Thursday, May 10, 2012
Replacing conventional transportation paradigm faces major technical hurdles
After looking into the details of personal rapid transit, I've concluded that it's tough to find a practical and complete alternative to the existing system of vehicles under human control. SkyTran appears to be a hoax. Practical personal rapid transit (PRT) systems have been developed, and India is having one installed in one of its cities. The vehicles are battery-powered, and I suppose that discharged batteries can be swapped with charged batteries to minimize vehicle down-time. One of the main advantages of this system is that once a vehicle starts moving, it won't stop until it reaches the destination, so it's very efficient. But I suspect that it would have problems adapting to cold climates.

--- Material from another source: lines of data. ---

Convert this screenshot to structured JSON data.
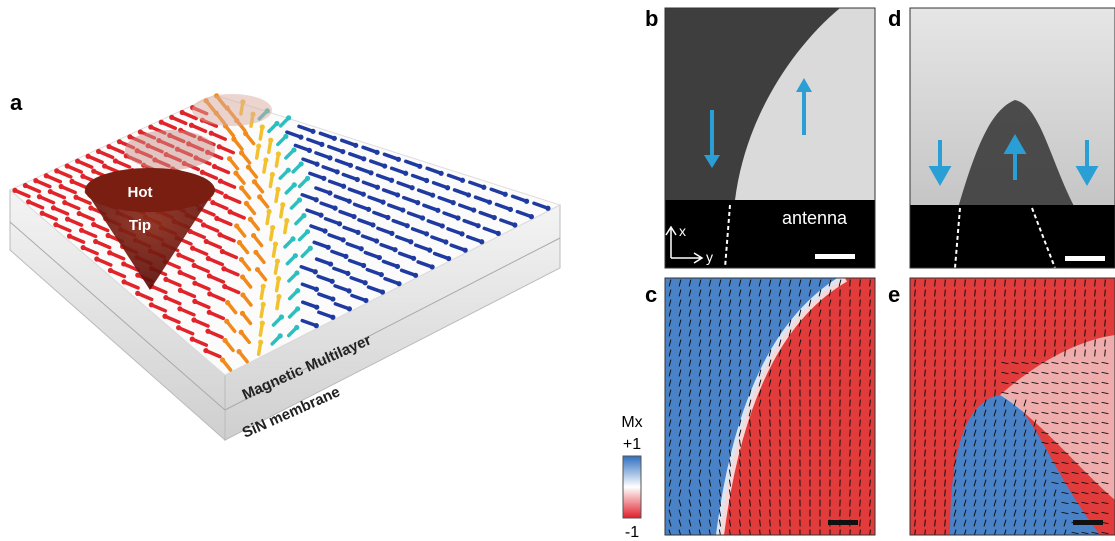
{
  "panels": {
    "a": {
      "label": "a",
      "tip": [
        "Hot",
        "Tip"
      ],
      "layer_top": "Magnetic Multilayer",
      "layer_bottom": "SiN membrane"
    },
    "b": {
      "label": "b",
      "antenna": "antenna",
      "axis_x": "x",
      "axis_y": "y"
    },
    "c": {
      "label": "c"
    },
    "d": {
      "label": "d"
    },
    "e": {
      "label": "e"
    }
  },
  "colorbar": {
    "title": "Mx",
    "top": "+1",
    "bottom": "-1"
  }
}
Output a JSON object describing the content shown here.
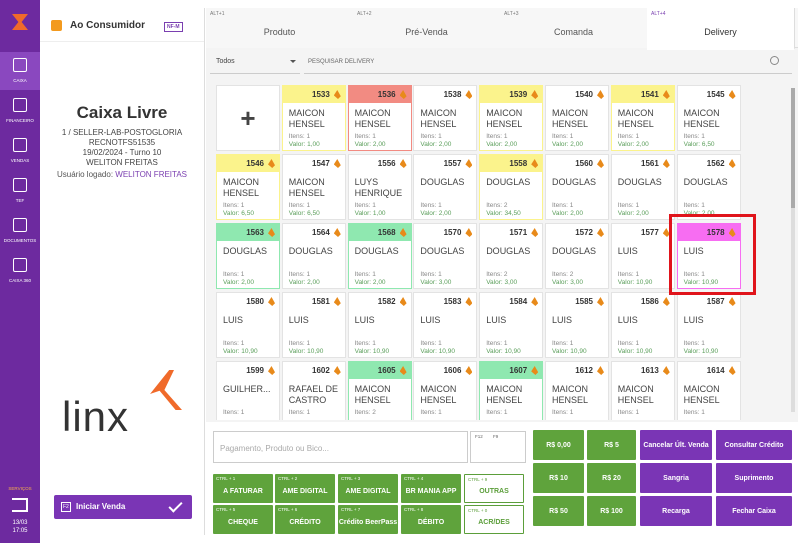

The main problem with maglev PRT seems to be the fact that the "bogies" (the parts which interface with the track) are not compatible with tight turns or track switching, because of the small clearances required between the track and the bogies to generate the required lifting, acceleration, and deceleration forces. If this could be overcome, I suppose it would have been by now, because a lot of mechanical engineers have been looking for solutions for a long time. I thought they had found solutions, because SkyTran is being advertised as a proven solution, even though it's just a vague concept.

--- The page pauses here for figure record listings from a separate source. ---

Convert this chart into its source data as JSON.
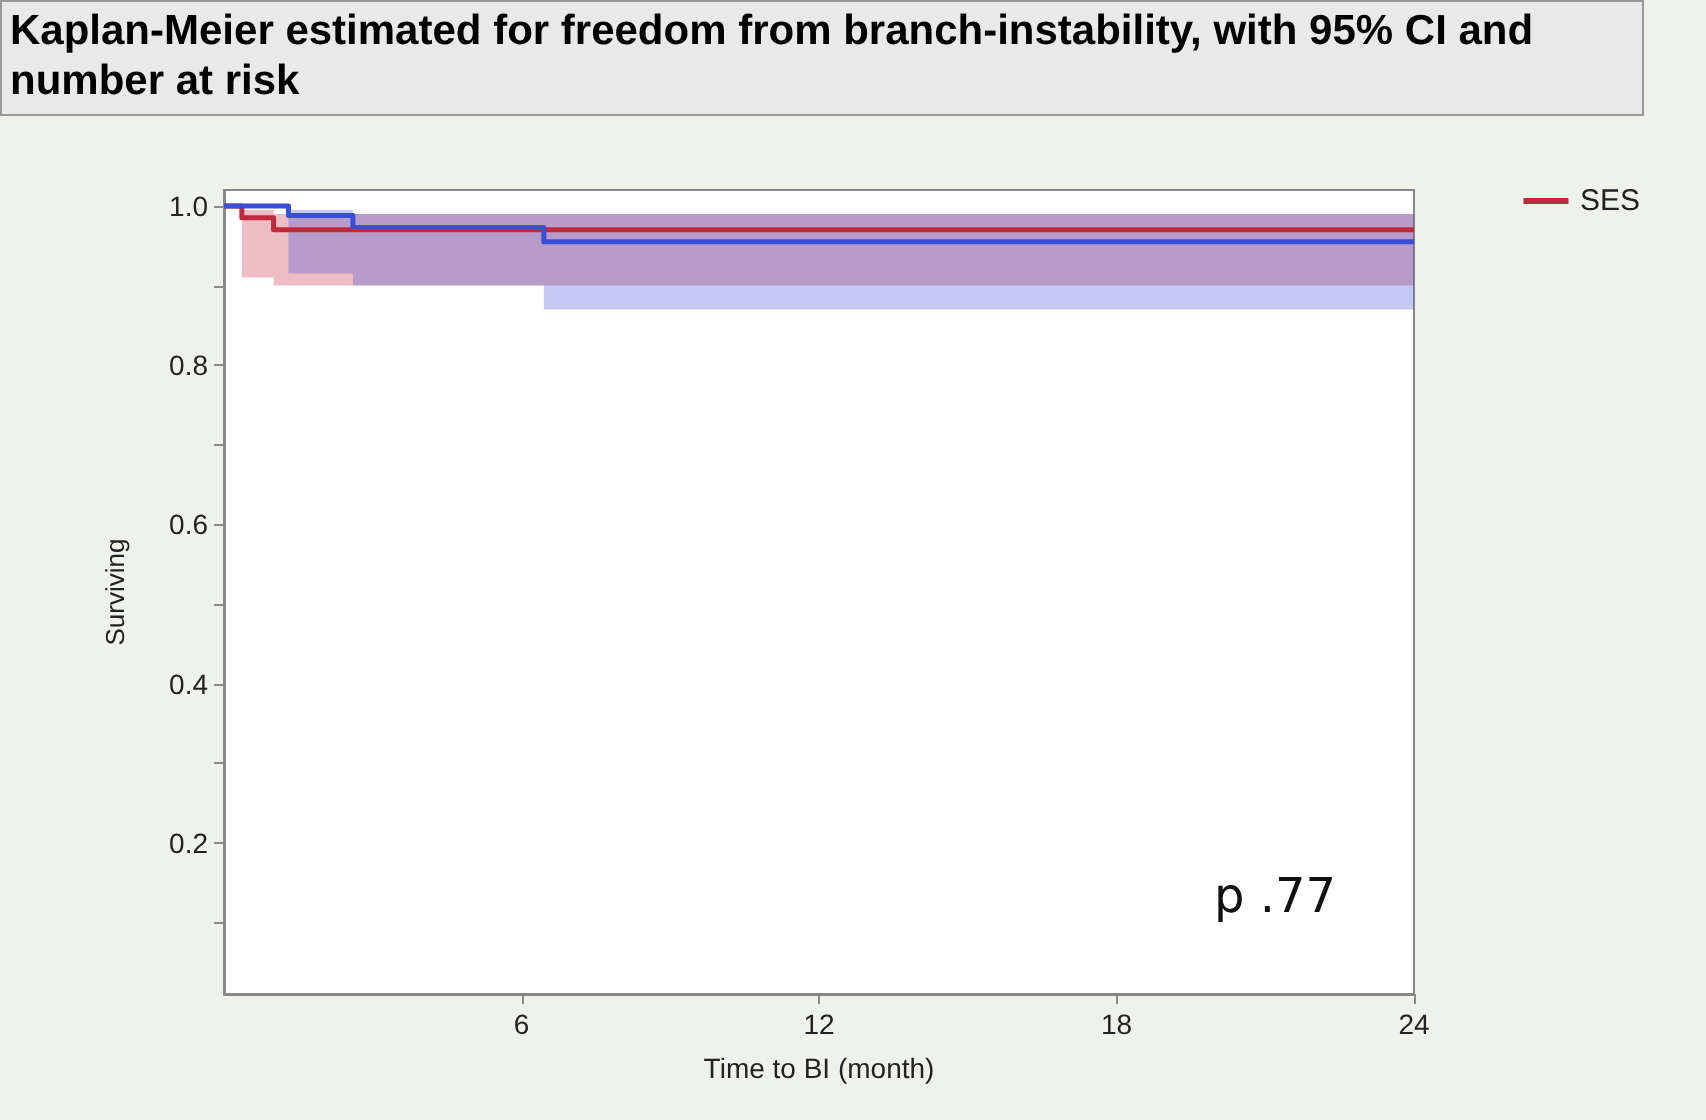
{
  "chart_data": {
    "type": "step",
    "title": "Kaplan-Meier estimated for freedom from branch-instability, with 95% CI and number at risk",
    "xlabel": "Time to BI (month)",
    "ylabel": "Surviving",
    "xlim": [
      0,
      24
    ],
    "xticks": [
      6,
      12,
      18,
      24
    ],
    "ylim": [
      0.01,
      1.02
    ],
    "yticks": [
      {
        "value": 0.1,
        "label": null
      },
      0.2,
      {
        "value": 0.3,
        "label": null
      },
      0.4,
      {
        "value": 0.5,
        "label": null
      },
      0.6,
      {
        "value": 0.7,
        "label": null
      },
      0.8,
      {
        "value": 0.9,
        "label": null
      },
      {
        "value": 1.0,
        "label": "1.0"
      }
    ],
    "grid": false,
    "legend": "top right",
    "series": [
      {
        "name": "SES",
        "color": "#c0283c",
        "x": [
          0,
          0.36,
          1.0,
          24
        ],
        "values": [
          1.0,
          0.985,
          0.97,
          0.97
        ],
        "lower": [
          1.0,
          0.91,
          0.9,
          0.9
        ],
        "upper": [
          1.0,
          0.995,
          0.99,
          0.99
        ]
      },
      {
        "color": "#3a4fd8",
        "x": [
          0,
          1.3,
          2.6,
          6.45,
          24
        ],
        "values": [
          1.0,
          0.988,
          0.973,
          0.955,
          0.955
        ],
        "lower": [
          1.0,
          0.915,
          0.9,
          0.87,
          0.87
        ],
        "upper": [
          1.0,
          0.995,
          0.99,
          0.99,
          0.99
        ]
      }
    ],
    "annotations": [
      "p .77"
    ]
  }
}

Meanwhile, engineers are designing conventional vehicles that will assist drivers by keeping the car in the middle of the lane, or applying the brakes to avoid a collision. These improvements will still require the driver to be in control at all times, or prepared to take control at any moment, although I suppose there will come a time when drivers will be able to drive while distracted or impaired, or doze off on long straight stretches of highway, without significant risk. Google has designed an autonomous vehicle which has proven to be very safe, but is required to have two people on board to drive it in traffic, in case something goes wrong.
The high cost of fuel is another major transportation issue, but it doesn't appear to be a technical one. It appears to be partly intended to help bail out the financial system, and to reduce the use of our crumbling road system, which isn't being replaced because our great leaders don't expect us to be around much longer.